Natixis is pursuing its Asian ambitions for corporate and investment banking even as mounting regulatory and capital imposts force rivals like Standard Chartered, Barclays and Nomura Holdings to wind back.
"This is an area where growth is faster than what we've experienced in other areas of the world, especially in Europe," Mr Perol said. "A few banks are reducing their presence. This is not the case for us."
Natixis derives almost 40 per cent of its revenue from corporate and investment banking, according to data compiled by Bloomberg. The division posted a 43 per cent gain in pretax profit in the third quarter, offsetting lower earnings at the firm's savings unit, which were hurt by outflows at Harris Associates, one of Natixis's US asset-management brands.
Asia accounts for about 11 per cent of the CIB division's revenue, a figure that will continue to rise, Mr Perol said. He declined to provide any specific targets.

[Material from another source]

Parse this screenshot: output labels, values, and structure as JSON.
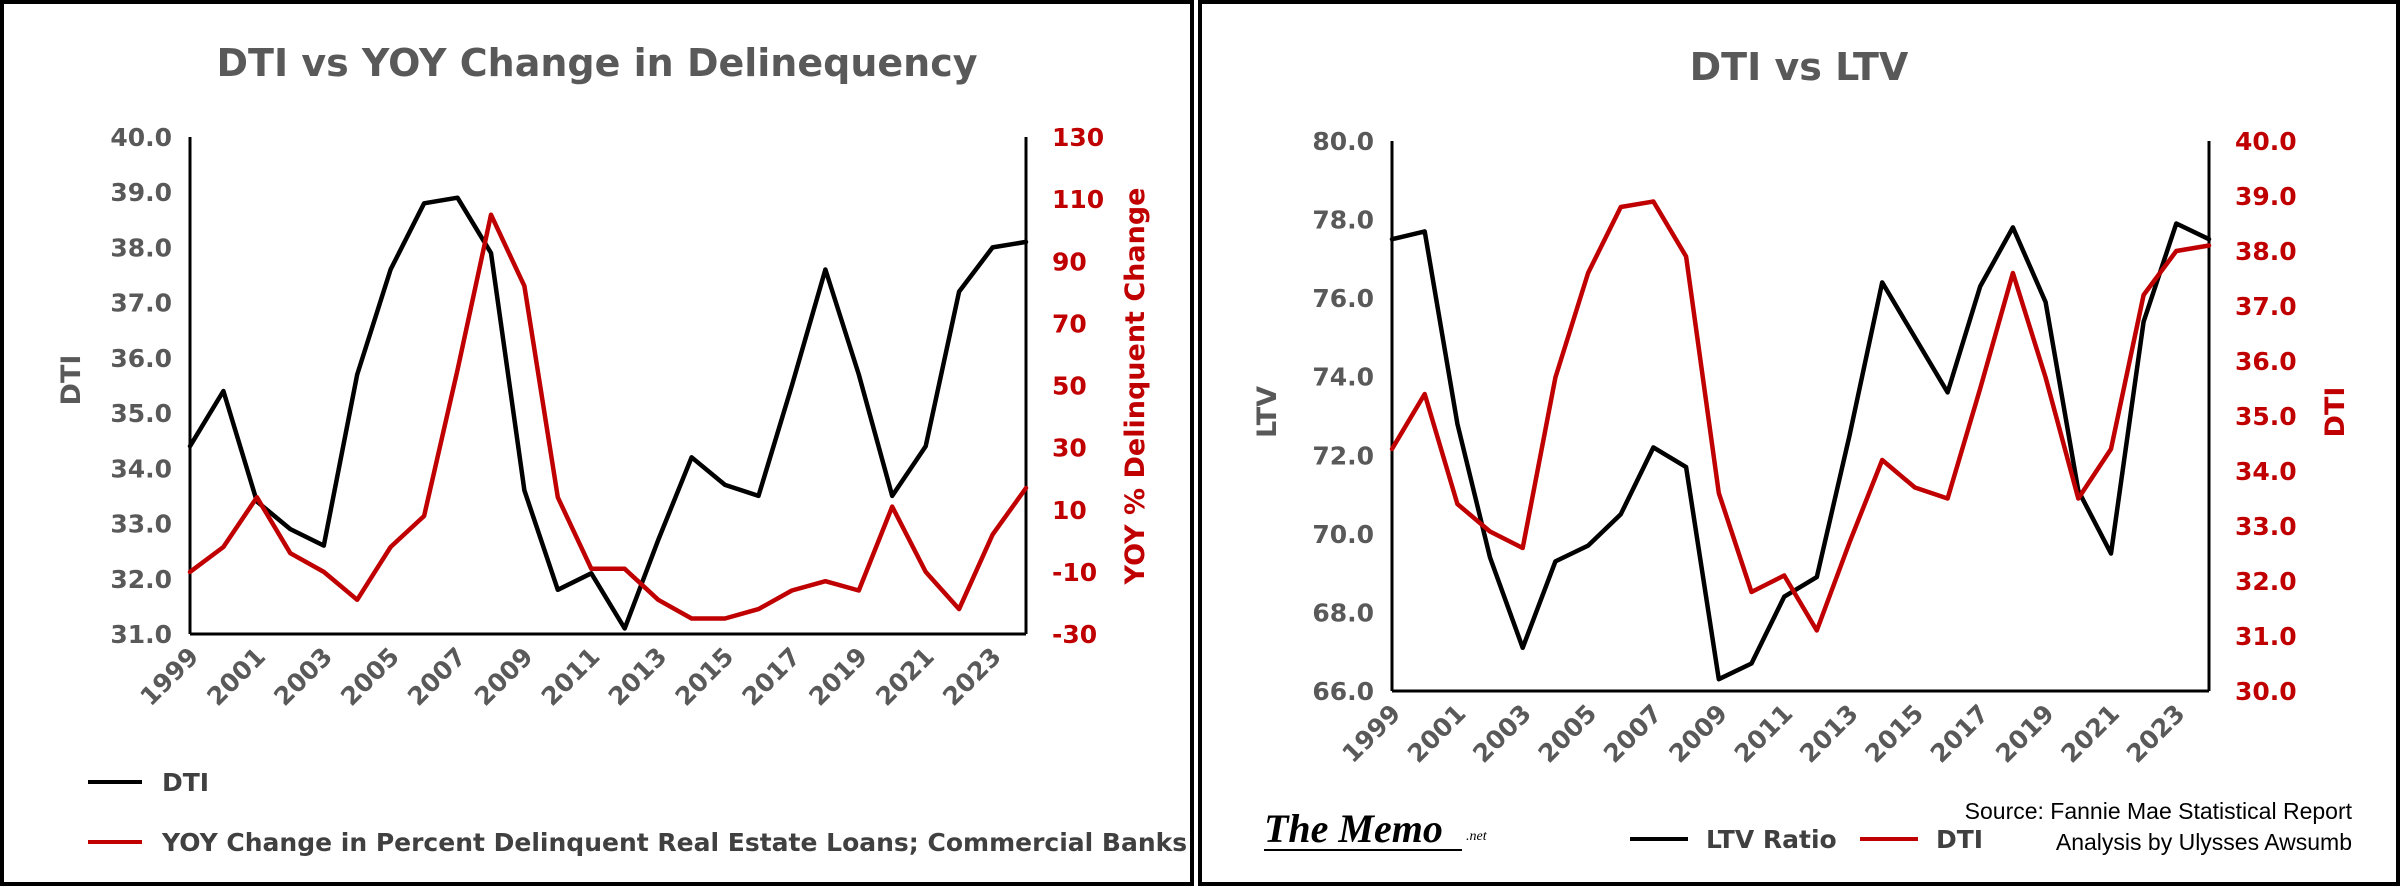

Mr Perol said the Asian CIB business has profited from its involvement in privatization deals in Australia, where Prime Minister Malcolm Turnbull is encouraging regional governments to sell assets to raise money for new projects.
He said the lender also remains keen to target Chinese corporates that are making acquisitions and setting up partnerships around the world even as authorities take steps to curb outflows of yuan from the country. About US$1.5 trillion (S$2.12 trillion) has exited the country since the beginning of 2015, estimates from Bloomberg Intelligence show.
"We think this is a strategic trend and a long-term trend that will go on" even though the Chinese government wants to be careful regarding capital outflows, said Perol. It's "very much linked to the transformation of the Chinese economy."
Natixis shares climbed 25 per cent in the past six months, compared with the Stoxx Europe 600 Banks Index's 19 per cent gain.